Race as International Identity? ‘Miscegenation’ in the U.S. Occupation of Japan and BeyondPosted in Articles, Asian Diaspora, History, Media Archive, United States on 2013-01-13 18:39Z by Steven |
Race as International Identity? ‘Miscegenation’ in the U.S. Occupation of Japan and Beyond
Amerikastudien / American Studies
Volume 48, Number 1, Internationalizing U.S. History (2003)
pages 61-77
Yukiko Koshiro
The article attempts to retrieve the story of the little-known fate of so-called mixed-blood children, those born to American GIs and Japanese women in the aftermath of World War II, which had long vanished in a confluence of American and Japanese historical narratives.
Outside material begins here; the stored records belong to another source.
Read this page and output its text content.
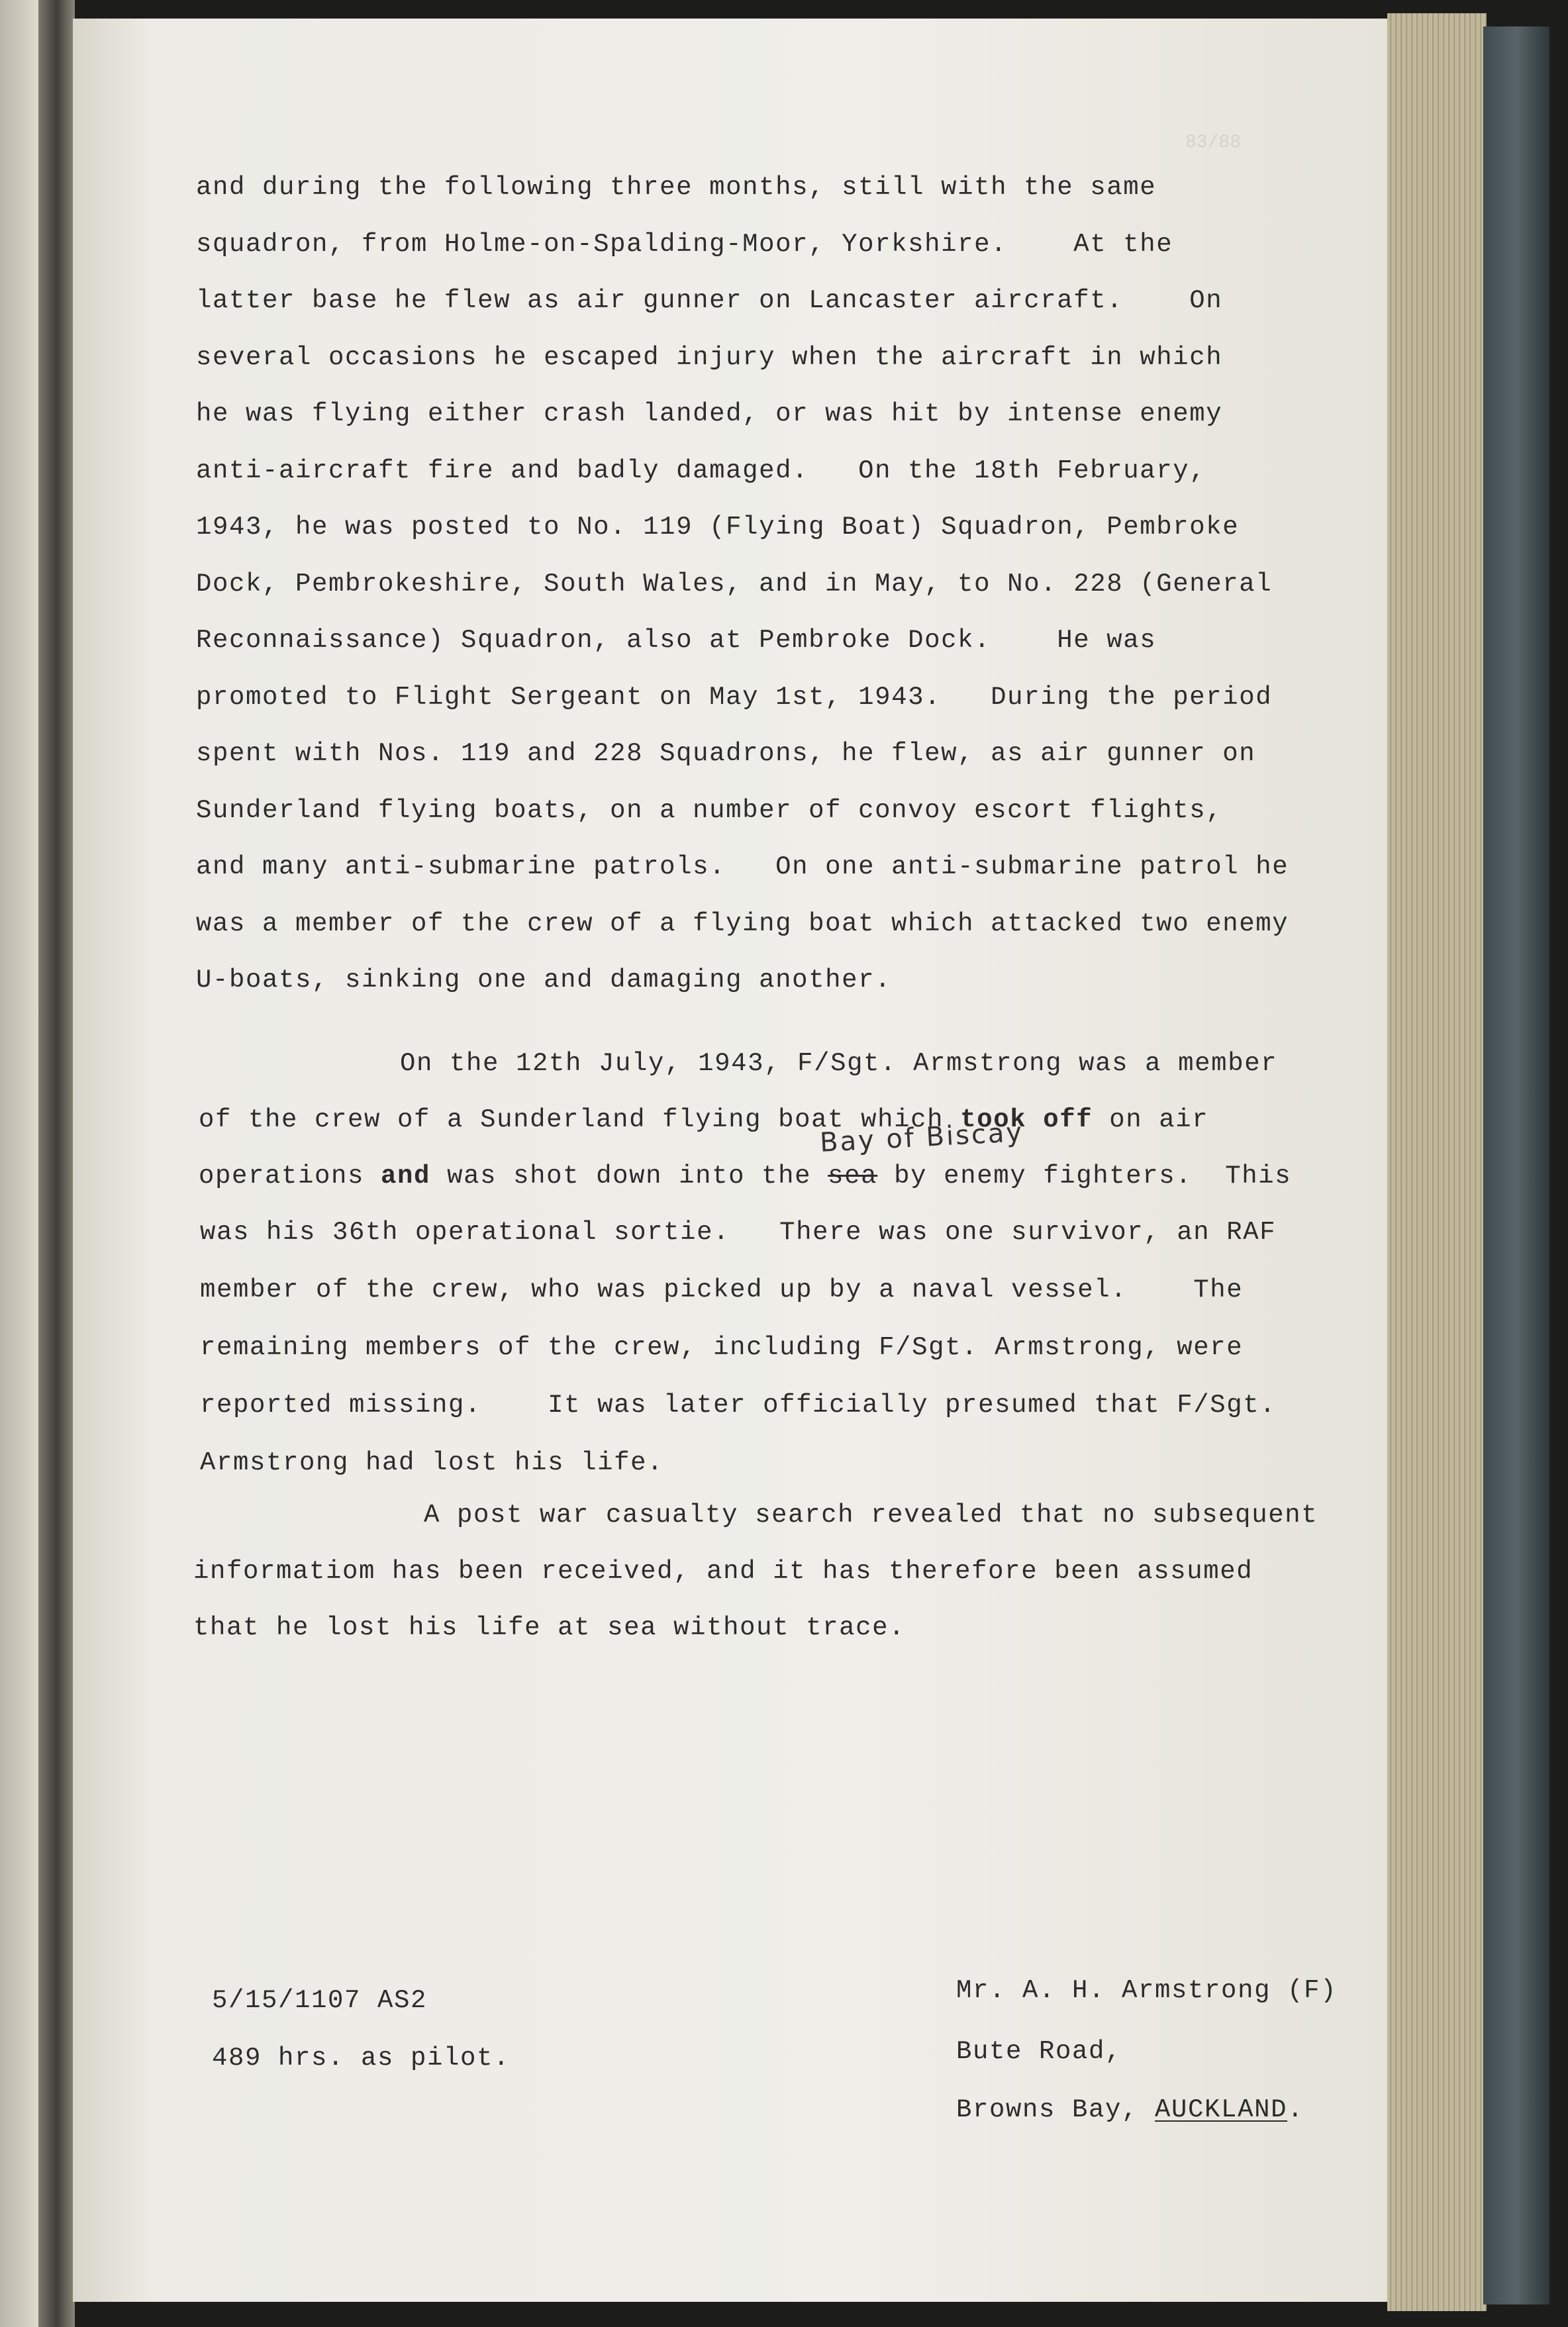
83/88

and during the following three months, still with the same

squadron, from Holme-on-Spalding-Moor, Yorkshire.    At the

latter base he flew as air gunner on Lancaster aircraft.    On

several occasions he escaped injury when the aircraft in which

he was flying either crash landed, or was hit by intense enemy

anti-aircraft fire and badly damaged.   On the 18th February,

1943, he was posted to No. 119 (Flying Boat) Squadron, Pembroke

Dock, Pembrokeshire, South Wales, and in May, to No. 228 (General

Reconnaissance) Squadron, also at Pembroke Dock.    He was

promoted to Flight Sergeant on May 1st, 1943.   During the period

spent with Nos. 119 and 228 Squadrons, he flew, as air gunner on

Sunderland flying boats, on a number of convoy escort flights,

and many anti-submarine patrols.   On one anti-submarine patrol he

was a member of the crew of a flying boat which attacked two enemy

U-boats, sinking one and damaging another.

On the 12th July, 1943, F/Sgt. Armstrong was a member

of the crew of a Sunderland flying boat which took off on air

Bay of Biscay

operations and was shot down into the sea by enemy fighters.  This

was his 36th operational sortie.   There was one survivor, an RAF

member of the crew, who was picked up by a naval vessel.    The

remaining members of the crew, including F/Sgt. Armstrong, were

reported missing.    It was later officially presumed that F/Sgt.

Armstrong had lost his life.

A post war casualty search revealed that no subsequent

informatiom has been received, and it has therefore been assumed

that he lost his life at sea without trace.

5/15/1107 AS2

489 hrs. as pilot.

Mr. A. H. Armstrong (F)

Bute Road,

Browns Bay, AUCKLAND.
By shedding new light on the convergence of American and Japanese racisms and especially their mutual taboo on miscegenation, the article chronicles American and Japanese obsessions with “racial purity” as a national ideology during and after the U.S. Occupation of Japan. While the article highlights the adverse impact of racist thinking, its primary attempt is to break the silence on the mutual issue of miscegenation and provide a prelude to the story as part of a mainstream narrative of both nations. Only by internationalizing history is it possible to trace a nation’s trans-national Odysseys and relate them to American and Japanese postwar history. Furthermore, the article refers to cases of bi-racial children born in West Germany during and after U.S. Occupation, thus suggesting the extension of the study on the basis of empirical sources from Europe.